A viewer asks if the proteins from the vaccine enter the bloodstream. The speaker explains that the mRNA blueprint for the protein is given, which is then translated into the protein in the muscle cells. The protein may enter the tissue and possibly trace amounts may enter the blood, but it is not measurable. The reaction occurs in the muscle, the corresponding defense cells, lymph nodes, and minimally in the blood. The speaker concludes that they have reached an agreement on the topic.

Current optimization, often considered harmless, has been shown to have effects on disease. Reports indicate that a single synonymous mutation can be linked to disease, although the exact reasons are often unknown. Factors such as translation rate and RNA structure have been implicated in some cases. It is important to note that many synonymous mutations, which do not change the translated amino acid, have been associated with disease. Therefore, if multiple substitutions occur through codon optimization, there is a likelihood of having an impact. This information has been reviewed multiple times.

RNA sequencing of the Moderna vaccine's three prime ends suggests a possible mechanism for RNA persistence: in vivo re-adenylation. The data indicates plasmid DNA contamination despite efforts to reduce it. The data also reveals contamination from other mRNA vaccines in Moderna's pipeline.
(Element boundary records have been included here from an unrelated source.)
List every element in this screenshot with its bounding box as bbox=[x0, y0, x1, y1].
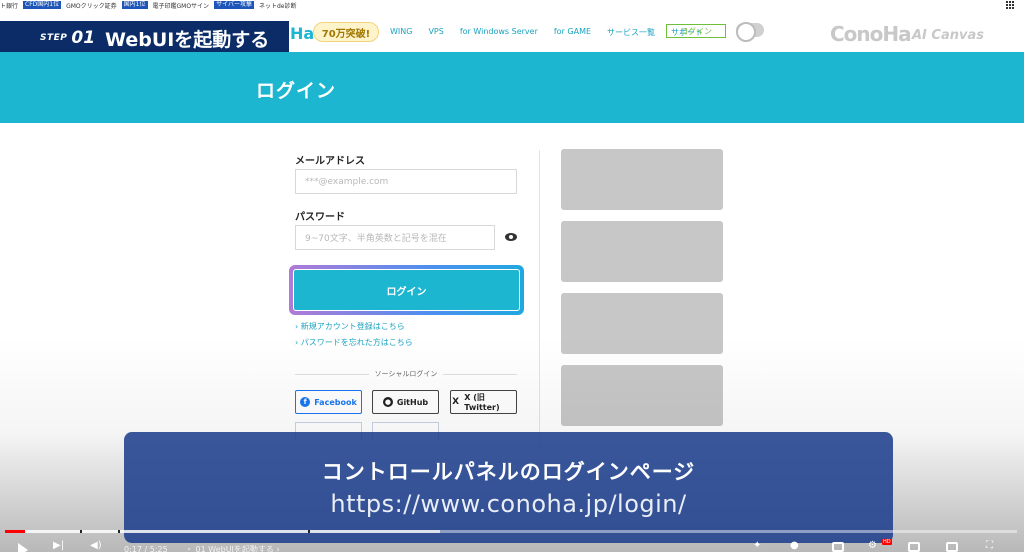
nav-menu: WING VPS for Windows Server for GAME サービ… bbox=[390, 27, 703, 38]
progress-bar[interactable] bbox=[5, 530, 1017, 533]
x-label: X (旧Twitter) bbox=[464, 393, 500, 412]
step-title: WebUIを起動する bbox=[105, 28, 270, 51]
autoplay-icon[interactable]: ✦ bbox=[753, 540, 761, 552]
progress-buffered bbox=[5, 530, 441, 533]
hd-badge: HD bbox=[882, 539, 892, 545]
next-icon[interactable]: ▶| bbox=[53, 540, 64, 552]
nav-link-game[interactable]: for GAME bbox=[554, 27, 591, 38]
login-highlight: ログイン bbox=[289, 265, 524, 315]
video-frame: ト銀行 CFD国内1位 GMOクリック証券 国内1位 電子印鑑GMOサイン サイ… bbox=[0, 0, 1024, 552]
register-link[interactable]: › 新規アカウント登録はこちら bbox=[295, 321, 405, 332]
email-field[interactable]: ***@example.com bbox=[295, 169, 517, 194]
chapter-marker bbox=[308, 530, 310, 533]
player-controls: ▶| ◀) 0:17 / 5:25 ・ 01 WebUIを起動する › ✦ ● … bbox=[0, 538, 1024, 552]
ticker-tag[interactable]: 国内1位 bbox=[121, 1, 148, 9]
x-login-button[interactable]: X X (旧Twitter) bbox=[450, 390, 517, 414]
promo-card-placeholder bbox=[561, 221, 723, 282]
facebook-label: Facebook bbox=[314, 397, 357, 407]
register-link-text: 新規アカウント登録はこちら bbox=[300, 322, 405, 331]
github-icon: ● bbox=[382, 397, 393, 407]
volume-icon[interactable]: ◀) bbox=[90, 540, 102, 552]
show-password-icon[interactable] bbox=[505, 233, 517, 241]
password-label: パスワード bbox=[295, 212, 345, 223]
progress-played bbox=[5, 530, 26, 533]
miniplayer-icon[interactable] bbox=[908, 542, 920, 552]
ai-canvas-label: AI Canvas bbox=[912, 28, 984, 43]
header-login-button[interactable]: ログイン bbox=[666, 24, 726, 38]
github-login-button[interactable]: ● GitHub bbox=[372, 390, 439, 414]
theme-toggle[interactable] bbox=[736, 22, 764, 42]
news-ticker: ト銀行 CFD国内1位 GMOクリック証券 国内1位 電子印鑑GMOサイン サイ… bbox=[0, 0, 1024, 10]
forgot-password-link-text: パスワードを忘れた方はこちら bbox=[300, 338, 413, 347]
ticker-item[interactable]: 電子印鑑GMOサイン bbox=[153, 1, 210, 10]
email-label: メールアドレス bbox=[295, 156, 365, 167]
column-divider bbox=[539, 150, 540, 450]
brand-logo[interactable]: Ha bbox=[290, 24, 314, 43]
github-label: GitHub bbox=[396, 397, 429, 407]
page-banner: ログイン bbox=[0, 52, 1024, 123]
nav-link-windows-server[interactable]: for Windows Server bbox=[460, 27, 538, 38]
facebook-login-button[interactable]: f Facebook bbox=[295, 390, 362, 414]
page-title: ログイン bbox=[256, 80, 337, 102]
ticker-tag[interactable]: サイバー攻撃 bbox=[214, 1, 254, 9]
autoplay-toggle[interactable]: ● bbox=[790, 540, 799, 552]
subtitles-icon[interactable] bbox=[832, 542, 844, 552]
video-caption: コントロールパネルのログインページ https://www.conoha.jp/… bbox=[124, 432, 893, 543]
caption-url: https://www.conoha.jp/login/ bbox=[330, 490, 687, 518]
step-number: 01 bbox=[71, 28, 96, 48]
promo-card-placeholder bbox=[561, 293, 723, 354]
chapter-title[interactable]: ・ 01 WebUIを起動する › bbox=[185, 544, 280, 552]
chapter-marker bbox=[118, 530, 120, 533]
ticker-item[interactable]: ネットde診断 bbox=[259, 1, 297, 10]
caption-title: コントロールパネルのログインページ bbox=[321, 460, 696, 484]
nav-link-services[interactable]: サービス一覧 bbox=[607, 27, 655, 38]
apps-grid-icon[interactable] bbox=[1006, 1, 1016, 9]
password-field[interactable]: 9~70文字、半角英数と記号を混在 bbox=[295, 225, 495, 250]
conoha-logo: ConoHa bbox=[830, 22, 912, 46]
social-login-divider: ソーシャルログイン bbox=[295, 369, 517, 379]
forgot-password-link[interactable]: › パスワードを忘れた方はこちら bbox=[295, 337, 413, 348]
ticker-tag[interactable]: CFD国内1位 bbox=[23, 1, 62, 9]
login-button[interactable]: ログイン bbox=[293, 269, 520, 311]
fullscreen-icon[interactable]: ⛶ bbox=[986, 540, 993, 552]
promo-badge: 70万突破! bbox=[313, 22, 379, 42]
step-prefix: STEP bbox=[40, 33, 68, 43]
promo-card-placeholder bbox=[561, 365, 723, 426]
nav-link-wing[interactable]: WING bbox=[390, 27, 412, 38]
facebook-icon: f bbox=[300, 397, 311, 407]
play-icon[interactable] bbox=[18, 543, 28, 552]
time-display: 0:17 / 5:25 bbox=[124, 545, 168, 552]
promo-card-placeholder bbox=[561, 149, 723, 210]
ticker-item[interactable]: ト銀行 bbox=[0, 1, 18, 10]
theater-mode-icon[interactable] bbox=[946, 542, 958, 552]
ticker-item[interactable]: GMOクリック証券 bbox=[66, 1, 117, 10]
social-login-label: ソーシャルログイン bbox=[374, 370, 438, 378]
settings-icon[interactable]: ⚙ bbox=[868, 540, 877, 552]
chapter-marker bbox=[80, 530, 82, 533]
nav-link-vps[interactable]: VPS bbox=[428, 27, 443, 38]
x-icon: X bbox=[452, 397, 460, 407]
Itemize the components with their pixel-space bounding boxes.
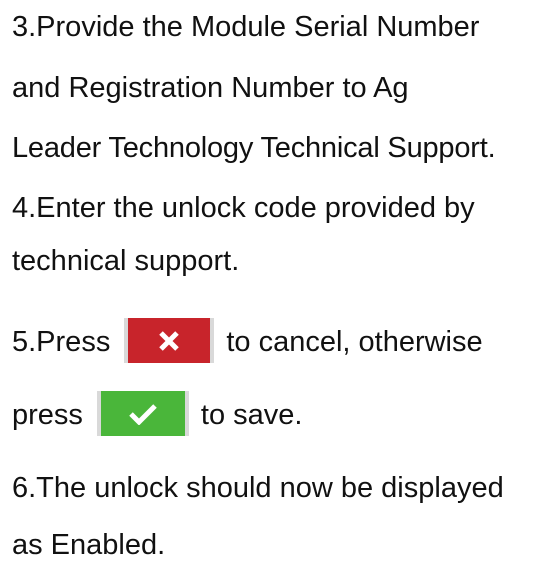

The speaker suggests that with widespread DNA sequencing capabilities, tolerating incorrect RNA sizes in vaccines is irresponsible. Sequencing before approval would have allowed for a better understanding of low RNA scores before global administration.

Caution about long-term side effects of modifying people’s DNA and RNA to directly encode the ability to produce antibodies, and whether this could cause other mutations or downstream risks.